Add at least one fuzz target for:

- HTML href extraction, or
- URL normalization and path mapping

Parser edge cases are one of the highest-risk areas for accidental regressions or security bugs.

---

## Cargo Feature Gating

To reduce rollout risk, ship the first version behind a feature flag:

```toml
[features]
default = ["http", "torrent", "storage"]
recursive-http = []
```

This lets maintainers:

- merge incrementally
- keep the default API stable
- gather feedback before making it a default capability

If the extra dependency footprint is acceptable and the implementation proves stable, the feature can be folded into the default `http` feature later.

---

## Dependencies

The crawler likely needs an HTML parser.
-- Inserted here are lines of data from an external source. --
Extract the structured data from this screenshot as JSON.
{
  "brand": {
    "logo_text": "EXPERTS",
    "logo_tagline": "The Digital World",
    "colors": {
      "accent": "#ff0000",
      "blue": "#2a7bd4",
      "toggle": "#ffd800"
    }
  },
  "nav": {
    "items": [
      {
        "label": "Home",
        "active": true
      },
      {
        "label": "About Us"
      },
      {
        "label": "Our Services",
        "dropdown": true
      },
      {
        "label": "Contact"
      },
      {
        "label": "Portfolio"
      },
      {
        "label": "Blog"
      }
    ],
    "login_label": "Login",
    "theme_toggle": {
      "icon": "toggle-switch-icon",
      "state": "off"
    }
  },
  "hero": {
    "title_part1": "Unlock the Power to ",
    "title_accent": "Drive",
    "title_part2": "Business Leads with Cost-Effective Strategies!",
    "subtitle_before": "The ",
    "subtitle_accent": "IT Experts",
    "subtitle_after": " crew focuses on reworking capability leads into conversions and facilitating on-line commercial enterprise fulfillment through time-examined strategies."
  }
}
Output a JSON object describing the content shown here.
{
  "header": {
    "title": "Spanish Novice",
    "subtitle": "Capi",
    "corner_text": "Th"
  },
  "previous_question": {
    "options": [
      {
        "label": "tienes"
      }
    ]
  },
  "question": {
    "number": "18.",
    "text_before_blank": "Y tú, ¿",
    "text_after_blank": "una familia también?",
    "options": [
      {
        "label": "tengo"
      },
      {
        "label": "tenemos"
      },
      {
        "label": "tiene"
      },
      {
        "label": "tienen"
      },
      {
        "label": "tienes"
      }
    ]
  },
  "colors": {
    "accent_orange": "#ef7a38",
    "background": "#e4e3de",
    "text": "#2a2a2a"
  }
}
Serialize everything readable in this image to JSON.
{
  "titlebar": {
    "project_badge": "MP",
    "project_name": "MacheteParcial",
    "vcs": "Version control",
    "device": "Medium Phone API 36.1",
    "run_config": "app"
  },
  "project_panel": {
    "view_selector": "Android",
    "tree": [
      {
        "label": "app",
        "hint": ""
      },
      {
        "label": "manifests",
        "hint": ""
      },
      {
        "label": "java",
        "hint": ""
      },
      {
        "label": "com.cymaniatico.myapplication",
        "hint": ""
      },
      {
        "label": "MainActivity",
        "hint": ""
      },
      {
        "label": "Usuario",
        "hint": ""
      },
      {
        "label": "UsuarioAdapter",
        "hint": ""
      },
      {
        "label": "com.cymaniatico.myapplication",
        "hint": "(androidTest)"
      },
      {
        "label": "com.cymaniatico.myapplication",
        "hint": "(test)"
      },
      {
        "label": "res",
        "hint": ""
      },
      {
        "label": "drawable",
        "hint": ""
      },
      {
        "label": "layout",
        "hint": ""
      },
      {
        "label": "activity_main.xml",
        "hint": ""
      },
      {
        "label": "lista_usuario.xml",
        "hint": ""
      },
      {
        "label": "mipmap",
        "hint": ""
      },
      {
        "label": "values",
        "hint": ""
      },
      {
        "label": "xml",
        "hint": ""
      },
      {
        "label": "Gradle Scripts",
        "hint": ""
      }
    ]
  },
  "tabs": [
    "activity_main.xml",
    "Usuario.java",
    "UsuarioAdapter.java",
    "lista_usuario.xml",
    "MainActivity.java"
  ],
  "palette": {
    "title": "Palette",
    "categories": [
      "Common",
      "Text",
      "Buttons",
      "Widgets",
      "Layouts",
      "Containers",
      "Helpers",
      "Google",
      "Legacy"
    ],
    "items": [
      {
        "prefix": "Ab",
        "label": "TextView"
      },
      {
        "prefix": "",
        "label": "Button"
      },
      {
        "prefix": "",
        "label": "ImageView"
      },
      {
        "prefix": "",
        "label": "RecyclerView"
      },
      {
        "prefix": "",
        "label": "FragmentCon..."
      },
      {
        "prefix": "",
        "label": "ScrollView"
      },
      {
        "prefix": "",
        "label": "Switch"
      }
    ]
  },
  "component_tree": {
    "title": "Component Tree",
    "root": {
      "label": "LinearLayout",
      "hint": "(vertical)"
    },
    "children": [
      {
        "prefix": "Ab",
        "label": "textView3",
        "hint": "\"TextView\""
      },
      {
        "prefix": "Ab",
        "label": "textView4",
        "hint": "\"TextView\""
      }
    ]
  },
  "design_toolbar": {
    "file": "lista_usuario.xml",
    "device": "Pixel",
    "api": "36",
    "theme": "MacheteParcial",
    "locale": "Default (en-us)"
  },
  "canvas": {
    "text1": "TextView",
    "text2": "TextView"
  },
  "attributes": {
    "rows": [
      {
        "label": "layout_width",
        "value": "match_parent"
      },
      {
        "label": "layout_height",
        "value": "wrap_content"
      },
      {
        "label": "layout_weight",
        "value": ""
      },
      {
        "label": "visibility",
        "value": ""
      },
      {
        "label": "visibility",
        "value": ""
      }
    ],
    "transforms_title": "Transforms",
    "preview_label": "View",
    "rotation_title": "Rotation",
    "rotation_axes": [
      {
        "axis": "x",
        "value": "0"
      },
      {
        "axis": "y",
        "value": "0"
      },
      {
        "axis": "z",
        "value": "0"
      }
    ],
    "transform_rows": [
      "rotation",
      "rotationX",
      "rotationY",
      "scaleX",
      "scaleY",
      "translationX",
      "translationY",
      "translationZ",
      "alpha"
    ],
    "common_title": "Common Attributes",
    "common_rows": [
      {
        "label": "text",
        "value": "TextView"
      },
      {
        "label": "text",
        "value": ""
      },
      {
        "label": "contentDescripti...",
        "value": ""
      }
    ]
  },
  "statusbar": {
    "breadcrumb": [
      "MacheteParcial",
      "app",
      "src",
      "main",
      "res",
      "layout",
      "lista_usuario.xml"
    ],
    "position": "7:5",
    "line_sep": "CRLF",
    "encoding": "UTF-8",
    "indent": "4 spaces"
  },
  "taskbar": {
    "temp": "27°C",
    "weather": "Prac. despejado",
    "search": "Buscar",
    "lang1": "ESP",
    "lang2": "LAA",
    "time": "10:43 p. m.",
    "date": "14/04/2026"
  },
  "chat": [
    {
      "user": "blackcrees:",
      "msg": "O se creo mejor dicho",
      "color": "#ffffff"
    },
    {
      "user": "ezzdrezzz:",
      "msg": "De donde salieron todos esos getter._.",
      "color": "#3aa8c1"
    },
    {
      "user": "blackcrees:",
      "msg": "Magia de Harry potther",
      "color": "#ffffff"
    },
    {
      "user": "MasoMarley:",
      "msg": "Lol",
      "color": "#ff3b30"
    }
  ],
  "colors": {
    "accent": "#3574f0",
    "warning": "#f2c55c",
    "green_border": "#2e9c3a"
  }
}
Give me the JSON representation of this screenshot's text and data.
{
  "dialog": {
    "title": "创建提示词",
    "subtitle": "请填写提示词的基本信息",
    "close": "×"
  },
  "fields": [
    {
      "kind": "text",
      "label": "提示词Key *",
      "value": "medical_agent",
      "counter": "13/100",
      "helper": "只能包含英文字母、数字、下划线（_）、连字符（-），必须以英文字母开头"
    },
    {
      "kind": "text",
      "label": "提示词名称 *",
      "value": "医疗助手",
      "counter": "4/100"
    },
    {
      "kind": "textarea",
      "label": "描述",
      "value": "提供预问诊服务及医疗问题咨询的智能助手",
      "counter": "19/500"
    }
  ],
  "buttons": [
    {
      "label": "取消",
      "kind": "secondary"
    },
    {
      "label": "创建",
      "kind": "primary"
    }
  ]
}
Candidate approaches:

- use a small HTML parsing crate and extract `<a href>`
- avoid writing a custom parser beyond trivial tokenization

Selection criteria:

- low dependency footprint
- tolerant parsing for imperfect directory index pages
- no browser/runtime requirements

This choice should be made before Phase 1 implementation.

---

## Open Questions

1. Should query strings be part of local filename derivation in v1, or should they only affect deduplication?
2. Should `index.html` itself be downloaded when it is used only as a discovery page?
3. Should non-HTML directory listings with machine-readable formats be supported later?
4. Do we want a hard default cap for total discovered files, even if not exposed publicly at first?
5. Should recursive discovery and child downloads share one auth configuration, or should callers be able to override child request options separately?

---

## Recommended First Milestone

The current implementation follows this narrow contract:

- crawl HTML directory indexes only
- same-host only
- same-root-path-prefix only
- preserve remote directory structure locally
- enqueue discovered files as ordinary HTTP downloads
- tracked parent jobs persisted outside the main download model
- no new variants added to `DownloadEvent`
- feature-gated behind `recursive-http`

The remaining follow-up work is around resumable discovery state, fuzzing, CLI wiring, and broader mirroring semantics.